Dans ces conditions, la municipalité parisienne devient un organisme très complexe. Au sommet se mettent en place progressivement trois organes de décision : le Bureau de la ville, composé du prévôt des marchands (dont le premier est en 1263 Evrard de Valenciennes) et de quatre échevins, du receveur du domaine, du procureur de la ville et du clerc du receveur ; le Conseil de la ville, qui comprend depuis 1296, outre les huit membres du Bureau, vingt-quatre conseillers de ville, dont la consultation est indispensable en cas de décision importante ; enfin, l’Assemblée générale, qui finit par englober non seulement tous les membres du Conseil, mais aussi le recteur, les délégués des cours souveraines, ceux du clergé et ceux des bourgeois, ces derniers à raison de six représentants par quartier avec leur quartenier.

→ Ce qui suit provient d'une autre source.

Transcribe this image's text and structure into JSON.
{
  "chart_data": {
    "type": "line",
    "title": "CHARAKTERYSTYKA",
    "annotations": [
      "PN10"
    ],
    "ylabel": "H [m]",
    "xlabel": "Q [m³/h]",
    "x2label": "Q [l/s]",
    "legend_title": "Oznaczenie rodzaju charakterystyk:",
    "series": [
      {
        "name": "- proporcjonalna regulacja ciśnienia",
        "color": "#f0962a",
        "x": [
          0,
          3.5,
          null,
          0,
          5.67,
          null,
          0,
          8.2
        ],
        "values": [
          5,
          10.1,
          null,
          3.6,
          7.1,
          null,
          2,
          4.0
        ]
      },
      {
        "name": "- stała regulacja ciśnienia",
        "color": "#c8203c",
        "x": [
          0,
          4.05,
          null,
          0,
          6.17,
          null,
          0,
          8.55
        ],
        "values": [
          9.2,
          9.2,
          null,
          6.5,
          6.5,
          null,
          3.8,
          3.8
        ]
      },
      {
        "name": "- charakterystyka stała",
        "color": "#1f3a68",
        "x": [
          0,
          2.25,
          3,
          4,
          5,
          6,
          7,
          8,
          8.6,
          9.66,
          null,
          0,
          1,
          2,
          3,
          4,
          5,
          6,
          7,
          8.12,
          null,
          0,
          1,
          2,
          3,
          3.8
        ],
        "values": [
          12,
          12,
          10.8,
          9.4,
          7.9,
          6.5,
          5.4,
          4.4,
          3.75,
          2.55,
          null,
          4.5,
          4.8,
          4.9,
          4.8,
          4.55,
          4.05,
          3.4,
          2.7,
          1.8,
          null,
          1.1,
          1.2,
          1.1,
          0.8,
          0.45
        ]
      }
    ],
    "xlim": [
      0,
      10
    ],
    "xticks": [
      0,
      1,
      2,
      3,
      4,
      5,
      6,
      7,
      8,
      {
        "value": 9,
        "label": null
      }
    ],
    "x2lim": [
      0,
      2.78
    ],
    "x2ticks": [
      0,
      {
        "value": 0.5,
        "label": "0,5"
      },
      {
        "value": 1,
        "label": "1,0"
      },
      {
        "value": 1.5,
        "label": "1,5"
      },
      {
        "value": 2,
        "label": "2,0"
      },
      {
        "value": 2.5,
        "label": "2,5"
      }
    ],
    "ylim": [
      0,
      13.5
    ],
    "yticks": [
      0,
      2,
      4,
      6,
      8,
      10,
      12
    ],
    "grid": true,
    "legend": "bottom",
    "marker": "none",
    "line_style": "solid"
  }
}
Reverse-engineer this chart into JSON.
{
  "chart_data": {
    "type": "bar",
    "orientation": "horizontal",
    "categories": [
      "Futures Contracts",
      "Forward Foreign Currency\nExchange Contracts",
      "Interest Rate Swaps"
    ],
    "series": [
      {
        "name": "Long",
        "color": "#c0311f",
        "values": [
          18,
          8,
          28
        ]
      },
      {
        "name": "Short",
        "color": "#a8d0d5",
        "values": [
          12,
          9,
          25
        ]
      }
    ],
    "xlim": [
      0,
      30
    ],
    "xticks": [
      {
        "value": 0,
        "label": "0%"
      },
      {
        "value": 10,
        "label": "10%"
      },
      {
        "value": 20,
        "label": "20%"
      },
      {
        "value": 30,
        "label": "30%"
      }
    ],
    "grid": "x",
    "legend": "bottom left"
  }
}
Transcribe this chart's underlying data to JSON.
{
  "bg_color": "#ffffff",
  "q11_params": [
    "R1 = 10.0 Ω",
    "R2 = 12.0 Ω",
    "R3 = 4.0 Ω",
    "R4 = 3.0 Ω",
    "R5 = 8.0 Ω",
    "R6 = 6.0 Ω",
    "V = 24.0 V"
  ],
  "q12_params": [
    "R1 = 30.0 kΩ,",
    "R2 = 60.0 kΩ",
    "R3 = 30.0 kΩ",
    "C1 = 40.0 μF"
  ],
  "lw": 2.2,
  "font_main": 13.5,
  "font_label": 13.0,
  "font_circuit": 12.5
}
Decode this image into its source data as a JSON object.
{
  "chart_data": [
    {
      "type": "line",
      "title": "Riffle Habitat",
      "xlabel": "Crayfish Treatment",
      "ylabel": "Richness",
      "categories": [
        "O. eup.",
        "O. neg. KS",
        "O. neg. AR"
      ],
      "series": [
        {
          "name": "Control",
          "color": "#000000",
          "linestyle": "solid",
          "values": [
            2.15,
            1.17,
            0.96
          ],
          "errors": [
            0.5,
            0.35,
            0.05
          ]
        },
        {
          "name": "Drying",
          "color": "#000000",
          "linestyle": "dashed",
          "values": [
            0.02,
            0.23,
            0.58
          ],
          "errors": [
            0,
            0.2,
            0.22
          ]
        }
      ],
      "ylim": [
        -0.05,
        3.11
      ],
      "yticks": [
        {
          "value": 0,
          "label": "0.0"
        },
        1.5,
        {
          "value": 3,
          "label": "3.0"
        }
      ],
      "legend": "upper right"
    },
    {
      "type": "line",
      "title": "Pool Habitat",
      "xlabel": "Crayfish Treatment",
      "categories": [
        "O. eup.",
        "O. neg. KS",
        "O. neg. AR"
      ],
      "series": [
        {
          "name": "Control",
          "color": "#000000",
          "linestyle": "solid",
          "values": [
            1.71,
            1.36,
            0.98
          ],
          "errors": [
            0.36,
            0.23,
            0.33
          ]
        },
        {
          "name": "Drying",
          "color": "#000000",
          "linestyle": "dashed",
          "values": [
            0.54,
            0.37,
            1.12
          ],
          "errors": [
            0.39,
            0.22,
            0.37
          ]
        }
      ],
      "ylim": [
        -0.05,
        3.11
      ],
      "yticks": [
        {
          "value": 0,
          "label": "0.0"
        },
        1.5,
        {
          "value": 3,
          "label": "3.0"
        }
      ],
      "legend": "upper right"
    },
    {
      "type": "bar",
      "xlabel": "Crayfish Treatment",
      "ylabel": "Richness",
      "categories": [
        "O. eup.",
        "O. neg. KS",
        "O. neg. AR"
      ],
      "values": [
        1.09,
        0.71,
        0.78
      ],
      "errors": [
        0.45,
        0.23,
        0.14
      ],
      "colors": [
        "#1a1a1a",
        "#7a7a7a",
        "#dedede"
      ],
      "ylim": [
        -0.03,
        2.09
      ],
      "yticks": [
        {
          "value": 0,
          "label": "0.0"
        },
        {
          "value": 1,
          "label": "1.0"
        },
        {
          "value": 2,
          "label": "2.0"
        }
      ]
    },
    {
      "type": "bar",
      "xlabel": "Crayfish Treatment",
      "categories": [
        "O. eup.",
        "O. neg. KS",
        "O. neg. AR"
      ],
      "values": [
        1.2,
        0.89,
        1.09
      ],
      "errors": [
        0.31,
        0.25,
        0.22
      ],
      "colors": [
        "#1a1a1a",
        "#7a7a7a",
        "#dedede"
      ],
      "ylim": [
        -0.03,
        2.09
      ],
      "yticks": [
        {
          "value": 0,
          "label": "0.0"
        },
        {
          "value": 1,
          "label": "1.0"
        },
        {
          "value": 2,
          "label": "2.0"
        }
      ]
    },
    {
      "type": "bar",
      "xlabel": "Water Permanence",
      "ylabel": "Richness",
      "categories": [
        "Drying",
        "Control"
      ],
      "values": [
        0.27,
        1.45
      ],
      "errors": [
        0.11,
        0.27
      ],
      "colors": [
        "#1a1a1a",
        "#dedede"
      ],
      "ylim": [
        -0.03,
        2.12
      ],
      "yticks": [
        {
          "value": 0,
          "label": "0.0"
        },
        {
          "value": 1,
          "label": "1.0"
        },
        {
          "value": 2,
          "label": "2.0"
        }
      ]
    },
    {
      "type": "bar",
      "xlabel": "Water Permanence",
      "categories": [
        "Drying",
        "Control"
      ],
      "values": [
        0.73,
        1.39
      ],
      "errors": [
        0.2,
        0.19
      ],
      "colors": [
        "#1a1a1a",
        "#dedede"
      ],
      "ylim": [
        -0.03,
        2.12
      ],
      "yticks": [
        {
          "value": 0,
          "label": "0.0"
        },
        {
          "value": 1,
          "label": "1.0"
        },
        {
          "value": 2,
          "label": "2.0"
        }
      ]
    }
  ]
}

La liaison avec la population est assurée sur le plan territorial par l’intermédiaire de nombreux agents d’exécution, également élus et dont les fonctions, de ce fait, ne sont pas rétribuées : les seize « quarteniers » institués par Charles V, et dont le nombre ne varie pas jusqu’en 1789, malgré la division de Paris en vingt quartiers en 1702 ; les « cinquanteniers » et les « dizeniers », qui finiront par être respectivement soixante-quatre (trente-deux avant 1550) et deux cent cinquante-six ! Les uns et les autres ont pour mission, dans leur ressort respectif, de prévenir les incendies (mise en place des seaux d’eau), de veiller au maintien de l’ordre (notamment en barrant de chaînes les rues), de dresser les listes de notables en vue des élections, d’établir des relevés précis des stocks d’armes et de produits alimentaires, etc. Enfin, à la base, la municipalité rétribue un nombreux personnel de sergents de la Marchandise de l’eau — chargés de faire respecter les privilèges de la Hanse —, de crieurs, de mesureurs, de jurés-vendeurs, de courtiers contrôlant au profit de cette dernière toutes les transactions concernant en particulier le négoce du vin. Enfin, trois compagnies de cent archers chacune, toutes équipées uniformément d’arquebuses par Charles VI, ainsi que la milice bourgeoise, recrutée dans le cadre des quartiers, assurent la défense de la capitale contre tout danger intérieur ou extérieur.